00:42:42: Das war so der Tiefpunkt, wo du danach irgendwie nur noch schwarz siehst, weil wenn das Gründerteam, das war unser Cheftechnologe, ja, ich bin zwar auch Technologe und hab, denke ich, viel noch Hau dahin, aber wenn das Gründerteam nicht mehr funktioniert, dann dann riesengroße Fragezeichen in alle Richtungen, ja.

00:43:05: Aber wir haben das hingekriegt und das war dann Auch der Punkt, wo ich dann gesagt habe, okay, das hat uns nicht umgebracht im wahrsten Sinne des Wortes, also kriegen wir den Rest auch hin.

00:43:20: Und wo ich dann für uns gesagt habe, wir haben jetzt dann auch so... finanziell die ersten supergroßen Hürden genommen war, wie wir den ersten Pharmakonzern als Kunden gekriegt haben und das war ein super lustiges Gespräch.

00:43:35: Ich glaube, das war der kürzeste Salescycle, den ich je gemacht habe, weil wir den Reseller so überzeugten von unserer Lösung und die hatten alle so Angst.

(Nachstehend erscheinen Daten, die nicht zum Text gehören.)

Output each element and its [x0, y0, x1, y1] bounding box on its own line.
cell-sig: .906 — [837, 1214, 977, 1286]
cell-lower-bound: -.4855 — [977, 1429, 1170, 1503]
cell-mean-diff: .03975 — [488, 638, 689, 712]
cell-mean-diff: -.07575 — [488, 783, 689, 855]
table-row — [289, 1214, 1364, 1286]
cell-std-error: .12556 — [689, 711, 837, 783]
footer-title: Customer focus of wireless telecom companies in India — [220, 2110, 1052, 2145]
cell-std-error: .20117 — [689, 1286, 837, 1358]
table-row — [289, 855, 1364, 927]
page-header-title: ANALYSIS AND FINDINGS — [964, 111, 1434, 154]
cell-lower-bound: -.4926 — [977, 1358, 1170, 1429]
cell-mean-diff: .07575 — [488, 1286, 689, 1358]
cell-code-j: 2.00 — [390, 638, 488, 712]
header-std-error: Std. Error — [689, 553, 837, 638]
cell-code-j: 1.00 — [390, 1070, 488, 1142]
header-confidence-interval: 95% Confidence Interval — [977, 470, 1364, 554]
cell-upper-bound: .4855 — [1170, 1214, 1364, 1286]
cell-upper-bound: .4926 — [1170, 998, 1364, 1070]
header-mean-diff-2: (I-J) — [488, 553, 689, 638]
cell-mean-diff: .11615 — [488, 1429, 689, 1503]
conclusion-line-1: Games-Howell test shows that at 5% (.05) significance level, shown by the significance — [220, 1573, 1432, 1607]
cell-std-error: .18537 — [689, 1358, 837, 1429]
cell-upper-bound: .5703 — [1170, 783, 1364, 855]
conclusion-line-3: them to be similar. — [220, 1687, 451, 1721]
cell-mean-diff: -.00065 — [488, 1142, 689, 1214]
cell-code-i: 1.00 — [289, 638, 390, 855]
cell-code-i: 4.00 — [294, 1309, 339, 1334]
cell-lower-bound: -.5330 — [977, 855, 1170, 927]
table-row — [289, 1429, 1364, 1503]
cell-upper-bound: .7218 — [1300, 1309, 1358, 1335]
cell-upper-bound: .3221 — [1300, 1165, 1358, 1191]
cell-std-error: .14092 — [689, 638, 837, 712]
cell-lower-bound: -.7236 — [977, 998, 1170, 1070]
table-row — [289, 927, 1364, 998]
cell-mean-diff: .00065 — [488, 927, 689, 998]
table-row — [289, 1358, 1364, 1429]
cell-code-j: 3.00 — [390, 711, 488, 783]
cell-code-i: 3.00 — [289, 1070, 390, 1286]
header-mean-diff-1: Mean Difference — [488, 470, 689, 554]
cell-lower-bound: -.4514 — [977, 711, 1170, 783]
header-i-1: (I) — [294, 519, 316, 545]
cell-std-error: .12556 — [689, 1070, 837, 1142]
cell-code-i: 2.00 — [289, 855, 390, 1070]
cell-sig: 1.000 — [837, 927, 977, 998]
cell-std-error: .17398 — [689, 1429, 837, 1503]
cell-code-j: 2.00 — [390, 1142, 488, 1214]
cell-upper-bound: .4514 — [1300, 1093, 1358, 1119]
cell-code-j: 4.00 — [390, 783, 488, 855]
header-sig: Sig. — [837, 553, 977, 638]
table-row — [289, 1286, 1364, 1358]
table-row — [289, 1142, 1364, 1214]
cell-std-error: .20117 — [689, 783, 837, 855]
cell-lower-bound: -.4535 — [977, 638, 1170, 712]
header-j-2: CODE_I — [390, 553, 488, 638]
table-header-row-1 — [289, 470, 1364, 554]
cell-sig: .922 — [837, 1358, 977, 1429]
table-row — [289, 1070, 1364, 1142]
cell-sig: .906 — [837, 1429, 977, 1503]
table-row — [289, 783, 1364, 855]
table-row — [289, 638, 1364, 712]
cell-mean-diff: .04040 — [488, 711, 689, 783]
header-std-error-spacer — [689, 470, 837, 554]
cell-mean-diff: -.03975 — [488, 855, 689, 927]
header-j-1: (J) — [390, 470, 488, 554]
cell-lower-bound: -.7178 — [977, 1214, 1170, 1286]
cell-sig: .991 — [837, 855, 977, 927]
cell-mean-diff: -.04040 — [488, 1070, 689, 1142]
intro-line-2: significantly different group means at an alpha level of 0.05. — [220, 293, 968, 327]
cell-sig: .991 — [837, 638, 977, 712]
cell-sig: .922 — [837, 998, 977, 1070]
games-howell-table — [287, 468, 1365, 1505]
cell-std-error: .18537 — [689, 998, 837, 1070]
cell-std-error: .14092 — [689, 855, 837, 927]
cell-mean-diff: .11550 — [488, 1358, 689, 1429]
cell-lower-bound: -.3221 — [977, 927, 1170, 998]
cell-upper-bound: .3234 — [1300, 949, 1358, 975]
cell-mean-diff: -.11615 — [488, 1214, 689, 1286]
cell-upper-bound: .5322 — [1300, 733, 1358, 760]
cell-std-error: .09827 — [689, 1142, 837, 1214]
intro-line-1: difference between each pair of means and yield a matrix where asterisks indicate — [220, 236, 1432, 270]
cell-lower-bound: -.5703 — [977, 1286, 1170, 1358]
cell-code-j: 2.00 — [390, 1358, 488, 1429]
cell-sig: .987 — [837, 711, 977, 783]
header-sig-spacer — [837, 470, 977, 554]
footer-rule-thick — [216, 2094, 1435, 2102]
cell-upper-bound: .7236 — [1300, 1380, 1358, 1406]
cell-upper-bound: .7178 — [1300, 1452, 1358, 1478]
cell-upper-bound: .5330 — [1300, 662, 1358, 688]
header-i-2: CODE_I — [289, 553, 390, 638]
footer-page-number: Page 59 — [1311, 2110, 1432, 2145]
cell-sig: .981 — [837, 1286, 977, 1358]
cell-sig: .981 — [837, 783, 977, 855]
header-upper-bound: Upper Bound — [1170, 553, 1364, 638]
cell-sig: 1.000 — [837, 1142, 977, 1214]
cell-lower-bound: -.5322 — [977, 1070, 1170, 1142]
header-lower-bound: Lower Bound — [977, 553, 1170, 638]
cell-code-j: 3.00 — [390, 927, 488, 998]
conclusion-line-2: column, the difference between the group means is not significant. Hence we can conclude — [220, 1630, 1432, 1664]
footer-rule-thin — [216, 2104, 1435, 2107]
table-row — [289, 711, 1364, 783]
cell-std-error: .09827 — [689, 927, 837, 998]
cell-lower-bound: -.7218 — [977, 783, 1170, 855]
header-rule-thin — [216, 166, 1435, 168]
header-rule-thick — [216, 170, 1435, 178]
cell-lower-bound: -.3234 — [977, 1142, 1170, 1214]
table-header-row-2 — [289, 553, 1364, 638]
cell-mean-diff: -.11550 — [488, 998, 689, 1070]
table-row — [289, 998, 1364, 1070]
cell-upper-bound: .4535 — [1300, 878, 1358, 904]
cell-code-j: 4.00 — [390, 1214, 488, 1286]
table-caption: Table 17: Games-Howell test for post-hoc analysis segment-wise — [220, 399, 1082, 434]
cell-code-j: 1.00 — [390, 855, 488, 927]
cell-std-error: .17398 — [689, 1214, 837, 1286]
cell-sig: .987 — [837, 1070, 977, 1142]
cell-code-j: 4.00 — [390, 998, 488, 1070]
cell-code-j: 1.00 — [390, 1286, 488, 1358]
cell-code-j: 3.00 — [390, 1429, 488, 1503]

00:43:43: und können sie uns bitte schriftlich geben, dass das System nicht ausfallen wird.

00:43:48: So, ja, passt schon, wir haben eine Versicherung abgeschlossen, erledigt.

00:43:53: Und dann hat Harry Seller die Einträge falsch gesetzt, dann ist es tatsächlich zehn Minuten nicht gegangen.

00:43:59: Weil wenn E-Mail nicht geht, rennen die Leute wie aufgeschreichte Händeln durch den Raum.

00:44:04: Es ist kein Echtzeitsystem, das heißt, die zehn Minuten hat jetzt nur die Techniker selber gemerkt.

00:44:09: Dann waren wir schon drauf, haben den Geholfen erledigt und dann habe ich gesagt, Manuel.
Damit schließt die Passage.